Iraqi Shia militiaman

Ahmed Mohsen Faraj Al-Humaidawi (born 25 March 1974), known as Abu Hussein Al-Humaidawi, is the Secretary-General and commander of special operations of the Iranian-government-backed Iraqi Kata'ib Hezbollah. The United States government announced on 26 February 2020 that it had designated Al-Humaidawi on the global terrorism list.

== Career ==
The military wing led by Al-Humaidawi seeks to target the interests of the United States of America and supports Shiite militia fighters outside Iraq. Military affairs specialist Michael Knights said, according to informed sources, that Al-Humaidawi was known to be reckless, with unpredictable actions, and focused on avenging the killing of Abu Mahdi al-Muhandis.
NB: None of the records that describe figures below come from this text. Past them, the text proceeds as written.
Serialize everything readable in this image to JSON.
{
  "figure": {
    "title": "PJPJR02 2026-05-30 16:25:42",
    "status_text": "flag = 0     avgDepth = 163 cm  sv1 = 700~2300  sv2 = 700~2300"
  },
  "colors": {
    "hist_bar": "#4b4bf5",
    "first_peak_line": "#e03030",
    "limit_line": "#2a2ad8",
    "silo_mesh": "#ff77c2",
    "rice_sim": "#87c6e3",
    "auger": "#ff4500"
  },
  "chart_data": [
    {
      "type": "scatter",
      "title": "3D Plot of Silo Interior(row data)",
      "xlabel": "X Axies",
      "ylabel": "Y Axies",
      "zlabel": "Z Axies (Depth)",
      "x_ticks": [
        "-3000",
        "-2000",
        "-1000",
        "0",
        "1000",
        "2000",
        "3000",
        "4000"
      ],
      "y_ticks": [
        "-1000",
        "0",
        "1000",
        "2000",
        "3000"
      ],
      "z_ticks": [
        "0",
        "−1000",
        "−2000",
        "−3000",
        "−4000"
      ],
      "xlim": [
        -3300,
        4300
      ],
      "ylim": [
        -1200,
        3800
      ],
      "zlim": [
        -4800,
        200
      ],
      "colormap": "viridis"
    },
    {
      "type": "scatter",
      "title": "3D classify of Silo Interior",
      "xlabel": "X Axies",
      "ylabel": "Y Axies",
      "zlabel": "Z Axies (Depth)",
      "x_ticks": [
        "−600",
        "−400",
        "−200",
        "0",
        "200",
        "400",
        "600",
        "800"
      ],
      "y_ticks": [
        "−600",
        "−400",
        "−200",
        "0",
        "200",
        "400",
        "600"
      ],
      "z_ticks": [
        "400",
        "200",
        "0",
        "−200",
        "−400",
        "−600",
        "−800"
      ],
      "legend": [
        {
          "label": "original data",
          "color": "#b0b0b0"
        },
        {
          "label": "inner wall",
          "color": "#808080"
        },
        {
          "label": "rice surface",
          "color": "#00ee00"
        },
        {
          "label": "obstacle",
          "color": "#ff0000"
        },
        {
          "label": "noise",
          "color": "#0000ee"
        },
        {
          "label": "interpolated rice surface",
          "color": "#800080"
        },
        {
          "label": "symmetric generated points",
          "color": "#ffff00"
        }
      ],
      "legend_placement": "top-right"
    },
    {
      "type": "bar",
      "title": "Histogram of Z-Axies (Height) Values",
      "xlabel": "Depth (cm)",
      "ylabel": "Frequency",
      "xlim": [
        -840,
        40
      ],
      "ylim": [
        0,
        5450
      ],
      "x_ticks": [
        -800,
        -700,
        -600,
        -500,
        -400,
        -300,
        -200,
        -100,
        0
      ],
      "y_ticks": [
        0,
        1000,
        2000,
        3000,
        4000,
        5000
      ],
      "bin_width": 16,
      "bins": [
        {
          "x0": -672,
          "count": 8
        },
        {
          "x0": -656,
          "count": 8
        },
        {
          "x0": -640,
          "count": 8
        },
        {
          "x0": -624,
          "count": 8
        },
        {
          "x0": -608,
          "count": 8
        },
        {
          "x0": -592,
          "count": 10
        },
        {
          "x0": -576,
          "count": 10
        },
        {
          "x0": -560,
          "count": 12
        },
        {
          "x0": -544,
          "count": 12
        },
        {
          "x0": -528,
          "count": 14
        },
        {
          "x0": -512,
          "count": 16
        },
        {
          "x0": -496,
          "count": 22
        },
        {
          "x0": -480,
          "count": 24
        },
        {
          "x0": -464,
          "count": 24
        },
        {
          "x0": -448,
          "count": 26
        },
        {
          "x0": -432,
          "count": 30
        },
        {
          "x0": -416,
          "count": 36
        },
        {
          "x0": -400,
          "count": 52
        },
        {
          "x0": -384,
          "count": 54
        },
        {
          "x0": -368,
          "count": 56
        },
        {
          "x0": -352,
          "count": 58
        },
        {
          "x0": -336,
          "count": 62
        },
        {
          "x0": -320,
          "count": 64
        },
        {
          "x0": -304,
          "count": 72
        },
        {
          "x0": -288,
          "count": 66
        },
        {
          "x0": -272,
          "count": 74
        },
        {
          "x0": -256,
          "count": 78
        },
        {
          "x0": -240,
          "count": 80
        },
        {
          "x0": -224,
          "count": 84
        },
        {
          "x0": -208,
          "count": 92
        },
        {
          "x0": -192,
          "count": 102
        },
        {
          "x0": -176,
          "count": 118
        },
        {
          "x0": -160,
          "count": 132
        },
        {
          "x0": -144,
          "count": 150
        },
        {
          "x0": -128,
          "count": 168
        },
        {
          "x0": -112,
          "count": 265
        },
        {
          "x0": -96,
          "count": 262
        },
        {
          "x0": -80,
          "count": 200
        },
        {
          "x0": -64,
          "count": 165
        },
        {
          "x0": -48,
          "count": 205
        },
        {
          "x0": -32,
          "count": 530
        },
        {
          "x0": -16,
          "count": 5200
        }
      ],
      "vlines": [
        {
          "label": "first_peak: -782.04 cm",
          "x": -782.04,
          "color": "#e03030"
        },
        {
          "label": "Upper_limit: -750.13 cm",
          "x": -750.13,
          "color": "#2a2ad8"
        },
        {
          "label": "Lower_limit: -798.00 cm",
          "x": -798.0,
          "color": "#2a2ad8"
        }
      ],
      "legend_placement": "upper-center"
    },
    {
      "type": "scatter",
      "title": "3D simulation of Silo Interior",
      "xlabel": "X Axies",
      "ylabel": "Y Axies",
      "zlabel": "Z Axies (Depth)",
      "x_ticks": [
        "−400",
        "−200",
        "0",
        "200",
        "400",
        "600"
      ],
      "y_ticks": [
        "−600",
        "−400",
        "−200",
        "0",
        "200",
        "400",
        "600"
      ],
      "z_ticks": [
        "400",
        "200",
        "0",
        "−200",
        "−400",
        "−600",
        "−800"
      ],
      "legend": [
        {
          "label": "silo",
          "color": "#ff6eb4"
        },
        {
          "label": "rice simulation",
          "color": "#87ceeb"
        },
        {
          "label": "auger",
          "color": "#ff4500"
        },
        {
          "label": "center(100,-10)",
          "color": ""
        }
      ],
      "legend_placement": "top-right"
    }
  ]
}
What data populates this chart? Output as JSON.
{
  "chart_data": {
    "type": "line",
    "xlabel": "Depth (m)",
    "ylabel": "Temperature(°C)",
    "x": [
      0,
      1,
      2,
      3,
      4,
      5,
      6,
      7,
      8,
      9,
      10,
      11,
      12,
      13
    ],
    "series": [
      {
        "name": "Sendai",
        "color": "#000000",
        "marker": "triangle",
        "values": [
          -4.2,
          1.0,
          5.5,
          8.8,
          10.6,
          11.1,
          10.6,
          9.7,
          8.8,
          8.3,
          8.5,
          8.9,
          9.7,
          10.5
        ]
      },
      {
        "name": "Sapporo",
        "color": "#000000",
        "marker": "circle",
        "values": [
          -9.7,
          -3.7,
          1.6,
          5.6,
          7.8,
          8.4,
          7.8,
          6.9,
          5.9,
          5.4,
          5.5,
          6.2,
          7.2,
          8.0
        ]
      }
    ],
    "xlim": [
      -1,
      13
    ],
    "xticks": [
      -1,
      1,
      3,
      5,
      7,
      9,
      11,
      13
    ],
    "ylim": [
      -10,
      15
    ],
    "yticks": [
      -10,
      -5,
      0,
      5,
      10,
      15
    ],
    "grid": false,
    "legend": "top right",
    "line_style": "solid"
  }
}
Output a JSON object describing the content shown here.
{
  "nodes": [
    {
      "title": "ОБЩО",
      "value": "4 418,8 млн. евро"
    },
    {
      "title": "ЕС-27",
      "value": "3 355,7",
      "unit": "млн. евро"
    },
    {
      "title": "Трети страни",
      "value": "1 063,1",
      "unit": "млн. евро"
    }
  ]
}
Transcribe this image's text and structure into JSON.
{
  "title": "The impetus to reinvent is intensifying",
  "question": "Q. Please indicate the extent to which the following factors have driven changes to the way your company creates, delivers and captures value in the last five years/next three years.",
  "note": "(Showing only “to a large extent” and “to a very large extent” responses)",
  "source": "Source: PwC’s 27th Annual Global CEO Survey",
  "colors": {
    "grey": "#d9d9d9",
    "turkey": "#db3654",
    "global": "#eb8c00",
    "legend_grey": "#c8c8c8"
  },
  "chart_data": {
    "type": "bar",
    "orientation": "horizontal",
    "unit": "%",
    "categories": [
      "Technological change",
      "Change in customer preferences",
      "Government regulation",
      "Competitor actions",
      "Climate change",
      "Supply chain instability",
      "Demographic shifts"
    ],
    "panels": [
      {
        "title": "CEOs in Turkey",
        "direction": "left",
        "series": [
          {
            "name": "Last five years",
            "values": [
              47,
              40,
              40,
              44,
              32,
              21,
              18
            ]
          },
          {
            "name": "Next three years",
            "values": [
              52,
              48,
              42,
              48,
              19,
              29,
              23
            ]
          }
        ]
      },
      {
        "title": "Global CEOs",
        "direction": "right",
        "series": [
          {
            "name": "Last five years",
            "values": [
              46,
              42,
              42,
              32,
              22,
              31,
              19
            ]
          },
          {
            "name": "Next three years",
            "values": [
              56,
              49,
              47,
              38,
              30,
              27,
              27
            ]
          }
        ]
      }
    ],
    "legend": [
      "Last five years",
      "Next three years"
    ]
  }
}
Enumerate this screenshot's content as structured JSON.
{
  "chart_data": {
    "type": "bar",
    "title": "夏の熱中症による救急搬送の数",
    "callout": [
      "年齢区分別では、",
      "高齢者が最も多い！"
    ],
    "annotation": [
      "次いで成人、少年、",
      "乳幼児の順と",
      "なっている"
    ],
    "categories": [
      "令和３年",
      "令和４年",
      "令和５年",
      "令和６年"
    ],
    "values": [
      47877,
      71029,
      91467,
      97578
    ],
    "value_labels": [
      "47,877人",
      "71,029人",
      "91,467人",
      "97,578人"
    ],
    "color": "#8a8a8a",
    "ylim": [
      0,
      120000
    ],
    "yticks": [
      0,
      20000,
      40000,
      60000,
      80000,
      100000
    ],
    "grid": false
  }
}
Ahmed Al-Humaidawi served as a point of contact between Nouri al-Maliki and Russian diplomats, and the newspaper Al-Ain reported on 28 February 2020 that Al-Humaidawi had “a long criminal record.”

The United States designated him on the global terrorism list after the killing of the former commander of Kata'ib Hezbollah, Abu Mahdi al-Muhandis, noting that Al-Humaidawi's designation on the list was not linked to any terrorist attack carried out by him, according to Nathan A. Sales, the Coordinator for Counterterrorism.

On 15 April 2026, the United States put a bounty on Ahmad al-Hamidawi and Kataeb Hezbollah.